Coqui Skills
A skill is a reusable set of instructions that teaches Coqui how to handle specific tasks. Skills are plain Markdown files with structured metadata — no code required. When a user's request matches a skill, the agent loads the instructions and follows them.
This guide covers everything you need to create, organize, and use skills effectively.
Table of Contents
- What Is a Skill?
- Quick Start
- The SKILL.md Format
- Frontmatter Reference
- Body Content
- Creating Skills
- Optional Directories
- Progressive Disclosure
- Naming Rules
- Validation
- Skill Tools
- How Discovery Works
- Best Practices
- Examples
- Troubleshooting
What Is a Skill?
A skill is a directory inside .workspace/skills/ containing a SKILL.md file. The file has two parts:
- YAML frontmatter — structured metadata (name, description, license, etc.)
- Markdown body — detailed instructions the agent follows when the skill is activated
Skills implement the AgentSkills specification, an open standard for teaching AI agents reusable behaviors.
┌─────────────────────────────────────────────────────┐
│ How Skills Work │
│ │
│ 1. Boot: scan .workspace/skills/*/SKILL.md │
│ 2. Load frontmatter only (name + description) │
│ 3. Inject skill summaries into system prompt │
│ 4. User asks a question │
│ 5. Agent matches request → skill description │
│ 6. Agent calls skill_read("skill-name") │
│ 7. Full instructions load into context │
│ 8. Agent follows the instructions │
└─────────────────────────────────────────────────────┘
Skills vs. Toolkits: Toolkits are PHP code that adds executable tools (API calls, file operations, computations).
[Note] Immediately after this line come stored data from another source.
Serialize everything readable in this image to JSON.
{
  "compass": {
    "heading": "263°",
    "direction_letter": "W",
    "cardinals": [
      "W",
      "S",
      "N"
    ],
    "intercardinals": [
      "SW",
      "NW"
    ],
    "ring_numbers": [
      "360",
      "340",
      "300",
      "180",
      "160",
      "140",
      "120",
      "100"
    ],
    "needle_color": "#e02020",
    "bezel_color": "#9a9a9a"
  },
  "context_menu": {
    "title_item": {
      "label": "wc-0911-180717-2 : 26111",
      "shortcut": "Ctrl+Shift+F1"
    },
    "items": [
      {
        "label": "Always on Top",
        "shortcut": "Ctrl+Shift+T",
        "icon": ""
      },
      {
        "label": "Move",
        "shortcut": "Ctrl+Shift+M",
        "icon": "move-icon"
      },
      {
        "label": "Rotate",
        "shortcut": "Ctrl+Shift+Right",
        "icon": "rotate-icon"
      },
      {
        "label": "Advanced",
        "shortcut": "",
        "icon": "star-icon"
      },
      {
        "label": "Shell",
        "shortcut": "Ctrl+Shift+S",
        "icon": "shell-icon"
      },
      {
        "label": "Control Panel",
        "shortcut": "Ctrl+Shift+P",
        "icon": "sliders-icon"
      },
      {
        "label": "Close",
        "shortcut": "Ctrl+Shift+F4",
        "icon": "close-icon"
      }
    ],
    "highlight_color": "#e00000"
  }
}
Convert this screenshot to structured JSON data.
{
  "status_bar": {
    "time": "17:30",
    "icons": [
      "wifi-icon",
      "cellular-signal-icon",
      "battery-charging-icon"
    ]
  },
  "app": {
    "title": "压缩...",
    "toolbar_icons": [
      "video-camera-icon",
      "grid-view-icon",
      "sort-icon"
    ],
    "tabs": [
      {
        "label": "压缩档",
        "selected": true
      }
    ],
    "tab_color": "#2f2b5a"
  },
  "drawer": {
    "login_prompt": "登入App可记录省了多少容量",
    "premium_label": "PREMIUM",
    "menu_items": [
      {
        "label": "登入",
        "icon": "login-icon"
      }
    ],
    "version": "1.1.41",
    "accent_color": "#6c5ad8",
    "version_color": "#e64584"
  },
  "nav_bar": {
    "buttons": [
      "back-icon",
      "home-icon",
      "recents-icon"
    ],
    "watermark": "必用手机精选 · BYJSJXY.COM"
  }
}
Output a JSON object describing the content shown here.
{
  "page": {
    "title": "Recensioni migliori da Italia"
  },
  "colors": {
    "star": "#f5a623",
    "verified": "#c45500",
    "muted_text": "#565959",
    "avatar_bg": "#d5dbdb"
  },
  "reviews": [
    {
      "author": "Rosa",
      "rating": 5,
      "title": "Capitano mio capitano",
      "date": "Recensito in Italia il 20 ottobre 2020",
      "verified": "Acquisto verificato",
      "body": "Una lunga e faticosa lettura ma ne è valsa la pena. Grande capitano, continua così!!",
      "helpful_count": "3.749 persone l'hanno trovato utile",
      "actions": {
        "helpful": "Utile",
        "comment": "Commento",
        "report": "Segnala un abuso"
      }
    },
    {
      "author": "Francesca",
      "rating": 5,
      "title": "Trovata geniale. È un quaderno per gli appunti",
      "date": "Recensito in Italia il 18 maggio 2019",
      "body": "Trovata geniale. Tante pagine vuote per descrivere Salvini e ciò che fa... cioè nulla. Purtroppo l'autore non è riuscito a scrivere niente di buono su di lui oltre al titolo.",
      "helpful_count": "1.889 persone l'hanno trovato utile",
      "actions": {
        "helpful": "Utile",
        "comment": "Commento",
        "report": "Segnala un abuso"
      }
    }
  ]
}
Skills are instructions that guide the agent's behavior — they don't execute code, they shape how the agent thinks and responds.
| Skills | Toolkits | |
|---|---|---|
| Format | Markdown (SKILL.md) | PHP (ToolkitInterface) |
| Purpose | Behavior and instructions | Executable capabilities |
| Requires code? | No | Yes |
| Installed via | Copy to .workspace/skills/ |
composer require |
| Runs code? | No (prompt-only) | Yes (tool callbacks) |
Quick Start
Using the Built-in Tool
Ask Coqui to create a skill:
You: Create a skill for reviewing PHP code with a focus on type safety
Coqui: skill_create(
name: "php-code-review",
description: "Review PHP code for type safety issues, missing type declarations, and incorrect use of mixed/null types. Use when asked to review PHP code or check types.",
instructions: "# PHP Code Review\n\nFocus on type safety..."
)
The skill is immediately available — no restart needed.
Manual Creation
- Create a directory in
.workspace/skills/:
mkdir -p .workspace/skills/code-review
- Create
SKILL.md:
---
name: code-review
description: Review code for quality, readability, and potential bugs. Use when asked to review, audit, or critique code.
---
# Code Review
When reviewing code, follow this checklist:
## Structure
- Single responsibility per function/class
- Appropriate abstraction level
- No dead code or unused imports
## Quality
- Clear naming (variables, functions, classes)
- Consistent formatting
- Adequate error handling
## Security
- Input validation on all external data
- No hardcoded secrets
- Parameterized queries for database access
## Output Format
Present findings as a numbered list, grouped by severity:
1. **Critical** — bugs, security issues
2. **Warning** — code smells, potential problems
3. **Suggestion** — style improvements, readability
- Restart Coqui or create the skill while Coqui is running (the
skill_createtool invalidates the cache automatically).
The SKILL.md Format
Every SKILL.md file has two sections separated by --- delimiters:
---
name: my-skill
description: What this skill does and when to use it.
---
# Instructions
The markdown body with detailed instructions...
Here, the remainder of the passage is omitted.